Ese es un camino oscuro y transparente, al mismo tiempo. Lento e
inapelable.
Por donde a un costado está la hondonada del río y hacía el otro
–como si fuera el confín del mundo– el horizonte abierto del
valle.
Yo regresaré algún día y entonces caminaré en silencio a su vera.
Por el pie de esa colina, bordeando casi los muros del camposanto, se
recuesta el camino a Ñuñuma, Añaco y a Cabracay; por donde nunca
pasa nadie.
¡Hondo camino de ánimas por donde gangosean los muertos!
¡Camino sin sentido aparente! Porque, si nadie lo transita ¿para qué
entonces se abriría?
¿Con qué malsano propósito de asustar a la gente?
11.
Caminos sirvientes del horror que los abarca
Ah, este camino por donde nunca pasa nadie.
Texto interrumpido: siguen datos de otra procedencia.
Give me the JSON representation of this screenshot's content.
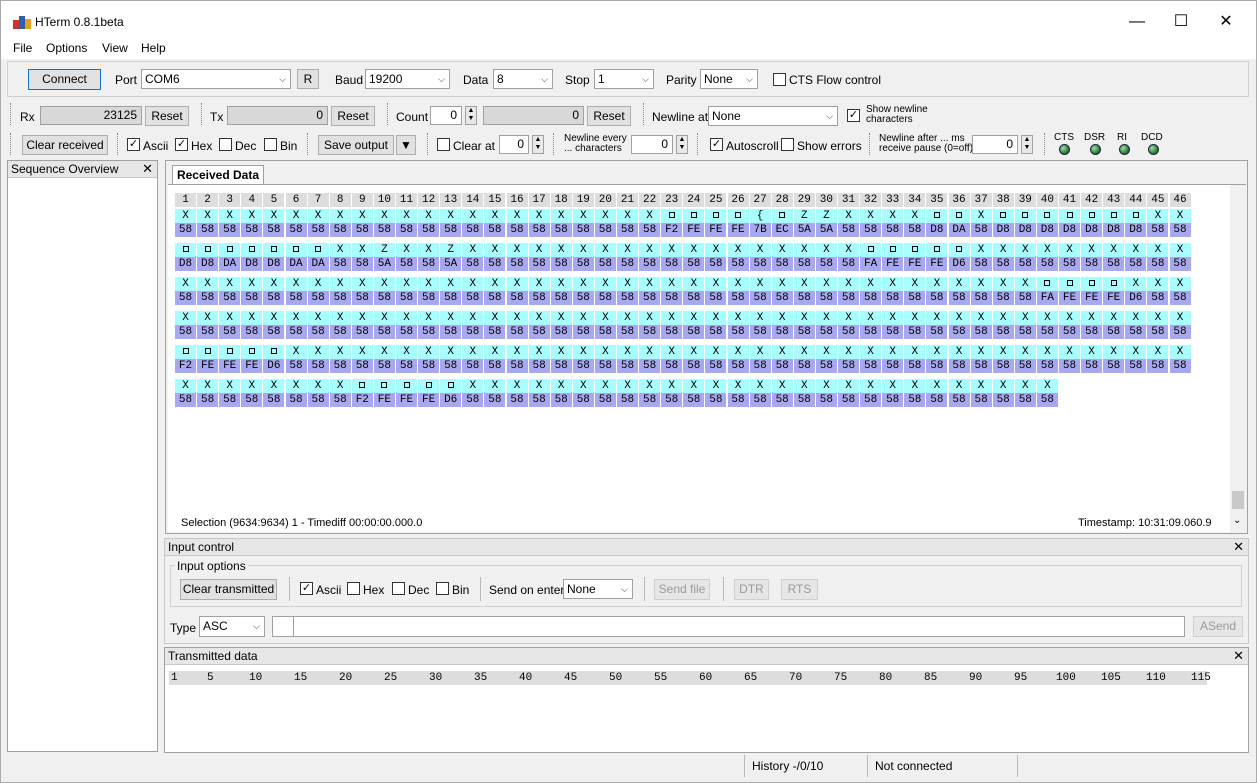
{
  "window": {
    "title": "HTerm 0.8.1beta"
  },
  "menu": [
    "File",
    "Options",
    "View",
    "Help"
  ],
  "conn": {
    "connect": "Connect",
    "port_label": "Port",
    "port": "COM6",
    "r": "R",
    "baud_label": "Baud",
    "baud": "19200",
    "data_label": "Data",
    "data": "8",
    "stop_label": "Stop",
    "stop": "1",
    "parity_label": "Parity",
    "parity": "None",
    "cts": "CTS Flow control"
  },
  "counters": {
    "rx_label": "Rx",
    "rx": "23125",
    "reset": "Reset",
    "tx_label": "Tx",
    "tx": "0",
    "count_label": "Count",
    "count": "0",
    "count_val": "0",
    "newline_label": "Newline at",
    "newline": "None",
    "show_newline": "Show newline characters"
  },
  "rxopts": {
    "clear": "Clear received",
    "ascii": "Ascii",
    "hex": "Hex",
    "dec": "Dec",
    "bin": "Bin",
    "save": "Save output",
    "clear_at": "Clear at",
    "clear_at_val": "0",
    "newline_every": "Newline every ... characters",
    "newline_every_val": "0",
    "autoscroll": "Autoscroll",
    "show_errors": "Show errors",
    "newline_after": "Newline after ... ms receive pause (0=off)",
    "newline_after_val": "0",
    "cts": "CTS",
    "dsr": "DSR",
    "ri": "RI",
    "dcd": "DCD"
  },
  "sidebar": {
    "title": "Sequence Overview"
  },
  "received": {
    "tab": "Received Data",
    "rows": [
      [
        "X",
        "X",
        "X",
        "X",
        "X",
        "X",
        "X",
        "X",
        "X",
        "X",
        "X",
        "X",
        "X",
        "X",
        "X",
        "X",
        "X",
        "X",
        "X",
        "X",
        "X",
        "X",
        "□",
        "□",
        "□",
        "□",
        "{",
        "□",
        "Z",
        "Z",
        "X",
        "X",
        "X",
        "X",
        "□",
        "□",
        "X",
        "□",
        "□",
        "□",
        "□",
        "□",
        "□",
        "□",
        "X",
        "X"
      ],
      [
        "□",
        "□",
        "□",
        "□",
        "□",
        "□",
        "□",
        "X",
        "X",
        "Z",
        "X",
        "X",
        "Z",
        "X",
        "X",
        "X",
        "X",
        "X",
        "X",
        "X",
        "X",
        "X",
        "X",
        "X",
        "X",
        "X",
        "X",
        "X",
        "X",
        "X",
        "X",
        "□",
        "□",
        "□",
        "□",
        "□",
        "X",
        "X",
        "X",
        "X",
        "X",
        "X",
        "X",
        "X",
        "X",
        "X"
      ],
      [
        "X",
        "X",
        "X",
        "X",
        "X",
        "X",
        "X",
        "X",
        "X",
        "X",
        "X",
        "X",
        "X",
        "X",
        "X",
        "X",
        "X",
        "X",
        "X",
        "X",
        "X",
        "X",
        "X",
        "X",
        "X",
        "X",
        "X",
        "X",
        "X",
        "X",
        "X",
        "X",
        "X",
        "X",
        "X",
        "X",
        "X",
        "X",
        "X",
        "□",
        "□",
        "□",
        "□",
        "X",
        "X",
        "X"
      ],
      [
        "X",
        "X",
        "X",
        "X",
        "X",
        "X",
        "X",
        "X",
        "X",
        "X",
        "X",
        "X",
        "X",
        "X",
        "X",
        "X",
        "X",
        "X",
        "X",
        "X",
        "X",
        "X",
        "X",
        "X",
        "X",
        "X",
        "X",
        "X",
        "X",
        "X",
        "X",
        "X",
        "X",
        "X",
        "X",
        "X",
        "X",
        "X",
        "X",
        "X",
        "X",
        "X",
        "X",
        "X",
        "X",
        "X"
      ],
      [
        "□",
        "□",
        "□",
        "□",
        "□",
        "X",
        "X",
        "X",
        "X",
        "X",
        "X",
        "X",
        "X",
        "X",
        "X",
        "X",
        "X",
        "X",
        "X",
        "X",
        "X",
        "X",
        "X",
        "X",
        "X",
        "X",
        "X",
        "X",
        "X",
        "X",
        "X",
        "X",
        "X",
        "X",
        "X",
        "X",
        "X",
        "X",
        "X",
        "X",
        "X",
        "X",
        "X",
        "X",
        "X",
        "X"
      ],
      [
        "X",
        "X",
        "X",
        "X",
        "X",
        "X",
        "X",
        "X",
        "□",
        "□",
        "□",
        "□",
        "□",
        "X",
        "X",
        "X",
        "X",
        "X",
        "X",
        "X",
        "X",
        "X",
        "X",
        "X",
        "X",
        "X",
        "X",
        "X",
        "X",
        "X",
        "X",
        "X",
        "X",
        "X",
        "X",
        "X",
        "X",
        "X",
        "X",
        "X"
      ]
    ],
    "hex": [
      [
        "58",
        "58",
        "58",
        "58",
        "58",
        "58",
        "58",
        "58",
        "58",
        "58",
        "58",
        "58",
        "58",
        "58",
        "58",
        "58",
        "58",
        "58",
        "58",
        "58",
        "58",
        "58",
        "F2",
        "FE",
        "FE",
        "FE",
        "7B",
        "EC",
        "5A",
        "5A",
        "58",
        "58",
        "58",
        "58",
        "D8",
        "DA",
        "58",
        "D8",
        "D8",
        "D8",
        "D8",
        "D8",
        "D8",
        "D8",
        "58",
        "58"
      ],
      [
        "D8",
        "D8",
        "DA",
        "D8",
        "D8",
        "DA",
        "DA",
        "58",
        "58",
        "5A",
        "58",
        "58",
        "5A",
        "58",
        "58",
        "58",
        "58",
        "58",
        "58",
        "58",
        "58",
        "58",
        "58",
        "58",
        "58",
        "58",
        "58",
        "58",
        "58",
        "58",
        "58",
        "FA",
        "FE",
        "FE",
        "FE",
        "D6",
        "58",
        "58",
        "58",
        "58",
        "58",
        "58",
        "58",
        "58",
        "58",
        "58"
      ],
      [
        "58",
        "58",
        "58",
        "58",
        "58",
        "58",
        "58",
        "58",
        "58",
        "58",
        "58",
        "58",
        "58",
        "58",
        "58",
        "58",
        "58",
        "58",
        "58",
        "58",
        "58",
        "58",
        "58",
        "58",
        "58",
        "58",
        "58",
        "58",
        "58",
        "58",
        "58",
        "58",
        "58",
        "58",
        "58",
        "58",
        "58",
        "58",
        "58",
        "FA",
        "FE",
        "FE",
        "FE",
        "D6",
        "58",
        "58"
      ],
      [
        "58",
        "58",
        "58",
        "58",
        "58",
        "58",
        "58",
        "58",
        "58",
        "58",
        "58",
        "58",
        "58",
        "58",
        "58",
        "58",
        "58",
        "58",
        "58",
        "58",
        "58",
        "58",
        "58",
        "58",
        "58",
        "58",
        "58",
        "58",
        "58",
        "58",
        "58",
        "58",
        "58",
        "58",
        "58",
        "58",
        "58",
        "58",
        "58",
        "58",
        "58",
        "58",
        "58",
        "58",
        "58",
        "58"
      ],
      [
        "F2",
        "FE",
        "FE",
        "FE",
        "D6",
        "58",
        "58",
        "58",
        "58",
        "58",
        "58",
        "58",
        "58",
        "58",
        "58",
        "58",
        "58",
        "58",
        "58",
        "58",
        "58",
        "58",
        "58",
        "58",
        "58",
        "58",
        "58",
        "58",
        "58",
        "58",
        "58",
        "58",
        "58",
        "58",
        "58",
        "58",
        "58",
        "58",
        "58",
        "58",
        "58",
        "58",
        "58",
        "58",
        "58",
        "58"
      ],
      [
        "58",
        "58",
        "58",
        "58",
        "58",
        "58",
        "58",
        "58",
        "F2",
        "FE",
        "FE",
        "FE",
        "D6",
        "58",
        "58",
        "58",
        "58",
        "58",
        "58",
        "58",
        "58",
        "58",
        "58",
        "58",
        "58",
        "58",
        "58",
        "58",
        "58",
        "58",
        "58",
        "58",
        "58",
        "58",
        "58",
        "58",
        "58",
        "58",
        "58",
        "58"
      ]
    ],
    "selection": "Selection (9634:9634) 1  -  Timediff 00:00:00.000.0",
    "timestamp": "Timestamp: 10:31:09.060.9"
  },
  "input": {
    "title": "Input control",
    "options": "Input options",
    "clear": "Clear transmitted",
    "ascii": "Ascii",
    "hex": "Hex",
    "dec": "Dec",
    "bin": "Bin",
    "send_on_enter": "Send on enter",
    "send_on_enter_val": "None",
    "send_file": "Send file",
    "dtr": "DTR",
    "rts": "RTS",
    "type_label": "Type",
    "type_val": "ASC",
    "asend": "ASend"
  },
  "transmitted": {
    "title": "Transmitted data",
    "ticks": [
      "1",
      "5",
      "10",
      "15",
      "20",
      "25",
      "30",
      "35",
      "40",
      "45",
      "50",
      "55",
      "60",
      "65",
      "70",
      "75",
      "80",
      "85",
      "90",
      "95",
      "100",
      "105",
      "110",
      "115"
    ]
  },
  "status": {
    "history": "History -/0/10",
    "connection": "Not connected"
  }
}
Entonces, ¿por qué ha de
ser camino? Pero ahí está.
Nunca oiremos en él una conversación. Ni alegría ni pena pasarán
por sus atajos. Ni una serenata. Si es así, ¡yo mismo sé que no es
camino! Pero ahí está.
Es un camino vacío. Y qué atroz es decirlo. Qué grave es señalarlo.
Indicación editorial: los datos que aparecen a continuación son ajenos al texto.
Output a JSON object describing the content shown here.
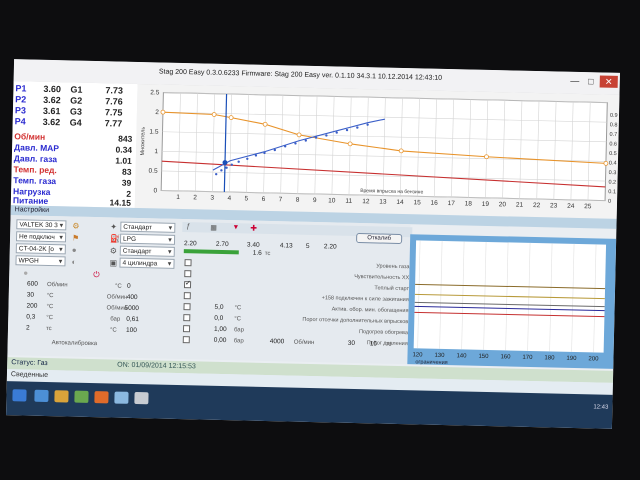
{
  "window": {
    "title": "Stag 200 Easy 0.3.0.6233 Firmware: Stag 200 Easy  ver. 0.1.10  34.3.1   10.12.2014 12:43:10",
    "minimize": "—",
    "maximize": "□",
    "close": "✕"
  },
  "injectors": [
    {
      "label": "P1",
      "value": "3.60",
      "gas_label": "G1",
      "gas_value": "7.73"
    },
    {
      "label": "P2",
      "value": "3.62",
      "gas_label": "G2",
      "gas_value": "7.76"
    },
    {
      "label": "P3",
      "value": "3.61",
      "gas_label": "G3",
      "gas_value": "7.75"
    },
    {
      "label": "P4",
      "value": "3.62",
      "gas_label": "G4",
      "gas_value": "7.77"
    }
  ],
  "metrics": [
    {
      "label": "Об/мин",
      "value": "843",
      "highlight": true
    },
    {
      "label": "Давл. MAP",
      "value": "0.34",
      "highlight": false
    },
    {
      "label": "Давл. газа",
      "value": "1.01",
      "highlight": false
    },
    {
      "label": "Темп. ред.",
      "value": "83",
      "highlight": true
    },
    {
      "label": "Темп. газа",
      "value": "39",
      "highlight": false
    },
    {
      "label": "Нагрузка",
      "value": "2",
      "highlight": false
    },
    {
      "label": "Питание",
      "value": "14.15",
      "highlight": false
    }
  ],
  "chart_data": {
    "type": "line",
    "xlabel": "Время впрыска на бензине",
    "ylabel": "Множитель",
    "xlim": [
      0,
      26
    ],
    "ylim": [
      0,
      2.5
    ],
    "x_ticks": [
      1,
      2,
      3,
      4,
      5,
      6,
      7,
      8,
      9,
      10,
      11,
      12,
      13,
      14,
      15,
      16,
      17,
      18,
      19,
      20,
      21,
      22,
      23,
      24,
      25
    ],
    "y_ticks": [
      0,
      0.5,
      1,
      1.5,
      2,
      2.5
    ],
    "y2_ticks": [
      0,
      0.1,
      0.2,
      0.3,
      0.4,
      0.5,
      0.6,
      0.7,
      0.8,
      0.9
    ],
    "grid": true,
    "cursor_x": 3.7,
    "series": [
      {
        "color": "#e8932a",
        "x": [
          0,
          3,
          4,
          6,
          8,
          11,
          14,
          19,
          26
        ],
        "y": [
          2.0,
          1.97,
          1.9,
          1.75,
          1.5,
          1.3,
          1.15,
          1.05,
          0.95
        ]
      },
      {
        "color": "#c73030",
        "x": [
          0,
          26
        ],
        "y": [
          0.75,
          0.35
        ]
      },
      {
        "color": "#3b5fc8",
        "x": [
          3.0,
          4.0,
          6.0,
          8.0,
          10.0,
          12.0,
          13.0
        ],
        "y": [
          0.55,
          0.8,
          1.05,
          1.35,
          1.6,
          1.85,
          1.95
        ]
      }
    ],
    "scatter_points": {
      "color": "#3b5fc8",
      "x": [
        3.2,
        3.5,
        3.8,
        4.1,
        4.5,
        5.0,
        5.5,
        6.0,
        6.6,
        7.2,
        7.8,
        8.4,
        9.0,
        9.6,
        10.2,
        10.8,
        11.4,
        12.0
      ],
      "y": [
        0.45,
        0.55,
        0.62,
        0.7,
        0.78,
        0.86,
        0.95,
        1.02,
        1.1,
        1.2,
        1.28,
        1.36,
        1.44,
        1.5,
        1.58,
        1.65,
        1.72,
        1.8
      ]
    }
  },
  "settings": {
    "tab_label": "Настройки",
    "selects_left": [
      "VALTEK 30 3",
      "Не подключ",
      "CT-04-2K [o",
      "WPGH"
    ],
    "selects_mid": [
      "Стандарт",
      "LPG",
      "Стандарт",
      "4 цилиндра"
    ],
    "mid_values": [
      "2.20",
      "2.70",
      "3.40",
      "4.13",
      "5",
      "2.20"
    ],
    "mid_values2": [
      "1.6",
      "тс"
    ],
    "left_params": [
      {
        "value": "600",
        "unit": "Об/мин",
        "value2": "0",
        "unit2": "°C"
      },
      {
        "value": "30",
        "unit": "°C",
        "value2": "400",
        "unit2": "Об/мин"
      },
      {
        "value": "200",
        "unit": "°C",
        "value2": "5000",
        "unit2": "Об/мин"
      },
      {
        "value": "0,3",
        "unit": "°C",
        "value2": "0,61",
        "unit2": "бар"
      },
      {
        "value": "2",
        "unit": "тс",
        "value2": "100",
        "unit2": "°C"
      }
    ],
    "calibrate_button": "Откалиб",
    "calibrate_label": "Автокалибровка",
    "checkbox_rows": [
      {
        "label": "Уровень газа",
        "checked": false
      },
      {
        "label": "Чувствительность ХХ",
        "checked": false
      },
      {
        "label": "Теплый старт",
        "checked": true
      },
      {
        "label": "+158 подключен к силе зажигания",
        "checked": false
      },
      {
        "label": "Актив. обор. мин. обогащения",
        "checked": false
      },
      {
        "label": "Порог отсечки дополнительных впрысков",
        "checked": false
      },
      {
        "label": "Подогрев обогрева",
        "checked": false
      },
      {
        "label": "Порог давления",
        "checked": false
      }
    ],
    "row_values": [
      "5,0",
      "°C",
      "0,0",
      "°C",
      "1,00",
      "бар",
      "0,00",
      "бар",
      "4000",
      "Об/мин",
      "30",
      "15",
      "тс"
    ]
  },
  "right_chart": {
    "x_ticks": [
      "120",
      "130",
      "140",
      "150",
      "160",
      "170",
      "180",
      "190",
      "200"
    ],
    "footer": "ограничения"
  },
  "status": {
    "label": "Статус: Газ",
    "value": "ON: 01/09/2014 12:15:53",
    "lower": "Сведенные"
  },
  "taskbar": {
    "clock": "12:43"
  },
  "colors": {
    "accent": "#2a2ad0",
    "alert": "#d23030",
    "chart_bg": "#f3f3f3",
    "panel_bg": "#bcd3e4"
  }
}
Camino como un tajo en la cara, como una herida abierta que no cierra
ni se cura.
¡En el cual nunca encontraremos una alma! Sólo oiremos el chasquido
de los árboles, el reventar leve de una corteza. O el gemido de las
ramas altas que con el viento parecen violines desafinados por la
guadaña implacable de la tarde.
Siempre en tinieblas, aunque esté abrasado por el sol del mediodía.
Y pese a que se ve –¡y mucho!– repta debajo de la tierra hacia un
centro que se enciende y apaga.
¡Eso todos lo sienten y lo saben!
Caminos sirvientes del horror que los abarca. Burlándose con una
mueca del destino y de nosotros que los miramos absortos y
acongojados.
12.
Reflejándose en el suelo y proyectándose en el muro
Pero hay un camino absoluto, definitivo, total; porque es sólo camino
y nada más. Es el que va a Chaguín, Muycán, Cachulla. ¿Quien
–digo yo– de seguir su huella no anhelaría ser enterrado a su
vera y para siempre?
Camino largo, inacabable, solitario. Donde el caballo galopa por el
centro de su propio hechizo que nace de sus ojos fantasmales.
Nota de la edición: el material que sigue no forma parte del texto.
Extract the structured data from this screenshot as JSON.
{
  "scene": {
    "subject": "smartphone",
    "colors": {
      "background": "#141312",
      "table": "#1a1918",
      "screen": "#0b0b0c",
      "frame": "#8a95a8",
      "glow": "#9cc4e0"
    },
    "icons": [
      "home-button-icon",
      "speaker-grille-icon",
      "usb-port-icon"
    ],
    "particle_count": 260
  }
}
Por ese camino se deslizan cercas de pencas y magueyes –nunca de
pirca– y montes florecidos.
Y luego una recta de árboles sobre una tierra recién mojada. A ratos
inundada por la lluvia liviana y los trinos de las aves, antiguos y
nuevos.
Hay en la extensión de ese camino al fondo de una estancia, una
morada a la cual lleva un largo corredor empedrado que bordea una
fuente.
Allí habita una niña que se ha quedado intocada en mi recuerdo y que
me mira con sus ojos cristalinos y asombrados.
Ese camino fue hecho para los siglos de los siglos, únicamente para
repetir el nombre intocado de aquella niña y evocar eternamente su
sombra delgada reflejándose en el suelo y proyectándose en el muro.
13.
Sea según se va, o sea según se venga
Otro es el camino a Cachicadán.
Hay en él –o había, ¡pues pasé por allí de niño, y no volví
jamás!– una vivienda de techo hendido, situada justo en la curva
antes de bajar de la carretera. Con el humo saliendo por entre sus
tejas y por la cumbrera torcida.
Allí las gallinas se recogían más temprano que en otros sitios en
sus corrales profundos. Y yo pasaba embebido en no sé qué
insalvables pensamientos.
De noche allí ladran los perros. Y las sombras de los árboles que se
mecen anuncian otras sombras más lacerantes en la hondonada.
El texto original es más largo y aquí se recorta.